From Above

To my Fellow Minnesotans:

You may be accustomed to seeing me tearing down local highways, impatiently cutting you off as I reach for my coffee and ringing cellphone at the same time, but I bet you weren’t expecting what happened this morning: I became an airborne menace.

Yes, that’s correct. ‘Fly an airplane’ has been checked off my life to-do list as of today, all thanks to Ray, Heather’s dad.

Ray, my dad, and I took off from a tiny airport in St. Paul and flew to a tinier airport in Red Wing. I had concerns about the possibility of piloting a small plane during wartime, but we were simply instructed to avoid the Pine Island nuclear plant and oil refineries. Or face a stern talking-to, I guess.

The plane was a Piper something-something that was smaller inside than my car. The seats weren’t heated, either. It’s owned by a local flying club, to which Ray belongs. They all get together once a month to eat hamburgers, drink beer, and wax the plane. There’s something so painfully cool about that.

Ray flies 747s for a living. Sometimes he flies old jets to the airplane graveyard in Roswell, New Mexico.

He gave me a full run-down of all the gauges and the proper takeoff procedure, which I promptly forgot. What I do remember was what to do if we crashed. It involved landing in a field, climbing out the top, and a rendezvous 50 feet in front of the downed plane. I figured that was the important part, since both Ray and my dad could cover for me if I sucked at the flying.

And, yes, I did fly the plane. For about 15 minutes, although it seemed like hours. My main concerns were maintaining altitude, keeping from doing an unintentional barrel-roll, and not plummeting into the Mississippi River in flames. While I did those things, I also wondered what the pedals were for (I still can’t figure it out), and tried to will the blood back into my hands, which were clamped so tightly on the controls I couldn’t feel my fingers.

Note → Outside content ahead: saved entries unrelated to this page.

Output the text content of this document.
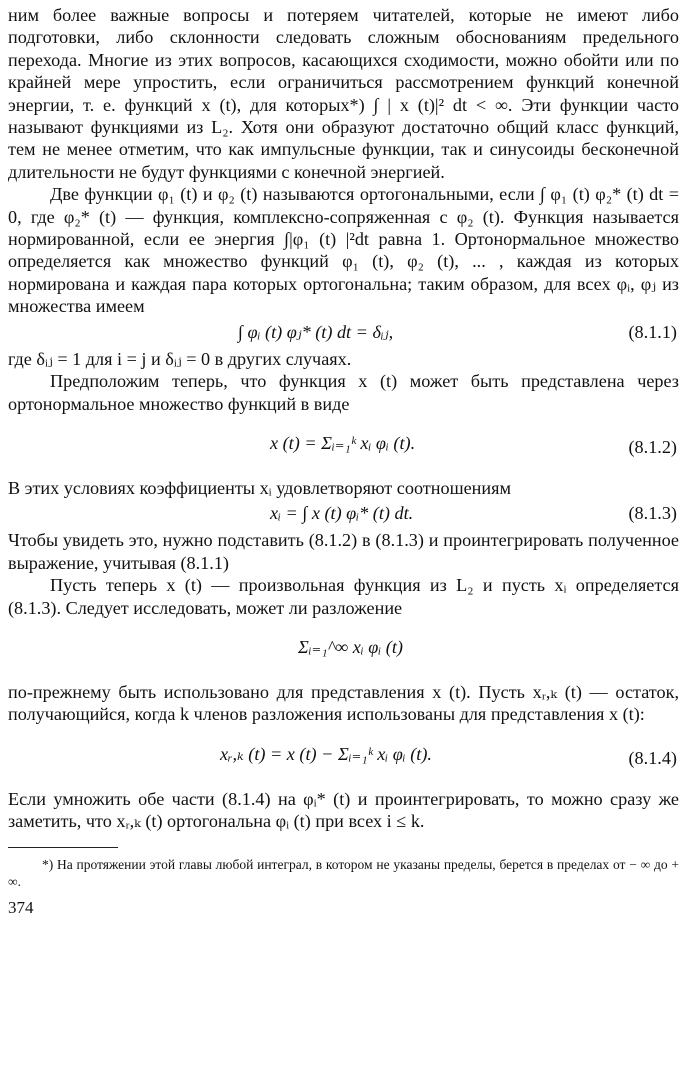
ним более важные вопросы и потеряем читателей, которые не имеют либо подготовки, либо склонности следовать сложным обоснованиям предельного перехода. Многие из этих вопросов, касающихся сходимости, можно обойти или по крайней мере упростить, если ограничиться рассмотрением функций конечной энергии, т. е. функций x (t), для которых*) ∫ | x (t)|² dt < ∞. Эти функции часто называют функциями из L₂. Хотя они образуют достаточно общий класс функций, тем не менее отметим, что как импульсные функции, так и синусоиды бесконечной длительности не будут функциями с конечной энергией.

Две функции φ₁ (t) и φ₂ (t) называются ортогональными, если ∫ φ₁ (t) φ₂* (t) dt = 0, где φ₂* (t) — функция, комплексно-сопряженная с φ₂ (t). Функция называется нормированной, если ее энергия ∫|φ₁ (t) |²dt равна 1. Ортонормальное множество определяется как множество функций φ₁ (t), φ₂ (t), ... , каждая из которых нормирована и каждая пара которых ортогональна; таким образом, для всех φᵢ, φⱼ из множества имеем

∫ φᵢ (t) φⱼ* (t) dt = δᵢⱼ,	(8.1.1)

где δᵢⱼ = 1 для i = j и δᵢⱼ = 0 в других случаях.

Предположим теперь, что функция x (t) может быть представлена через ортонормальное множество функций в виде

x (t) = Σᵢ₌₁ᵏ xᵢ φᵢ (t).	(8.1.2)

В этих условиях коэффициенты xᵢ удовлетворяют соотношениям

xᵢ = ∫ x (t) φᵢ* (t) dt.	(8.1.3)

Чтобы увидеть это, нужно подставить (8.1.2) в (8.1.3) и проинтегрировать полученное выражение, учитывая (8.1.1)

Пусть теперь x (t) — произвольная функция из L₂ и пусть xᵢ определяется (8.1.3). Следует исследовать, может ли разложение

Σᵢ₌₁^∞ xᵢ φᵢ (t)

по-прежнему быть использовано для представления x (t). Пусть xᵣ,ₖ (t) — остаток, получающийся, когда k членов разложения использованы для представления x (t):

xᵣ,ₖ (t) = x (t) − Σᵢ₌₁ᵏ xᵢ φᵢ (t).	(8.1.4)

Если умножить обе части (8.1.4) на φᵢ* (t) и проинтегрировать, то можно сразу же заметить, что xᵣ,ₖ (t) ортогональна φᵢ (t) при всех i ≤ k.

*) На протяжении этой главы любой интеграл, в котором не указаны пределы, берется в пределах от − ∞ до + ∞.

374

While I wasn’t panicking on the inside, yet trying to maintain a relatively calm attitude on the outside, I took a hell of a lot of pictures. Mostly of Wisconsin, which looks much the same from the air as from the ground: brown and farmy. Here’s the mighty Mississippi, which is still looking kind of frozen.

We landed at Red Wing, peed, and called home to verify that we were indeed still alive. I discovered that small regional airports look pretty much like my uncle’s family room. The woman at the desk offered us quesadillas she had just made in the microwave, and ice cream sandwiches from the freezer. We politely declined. We had more flying to do.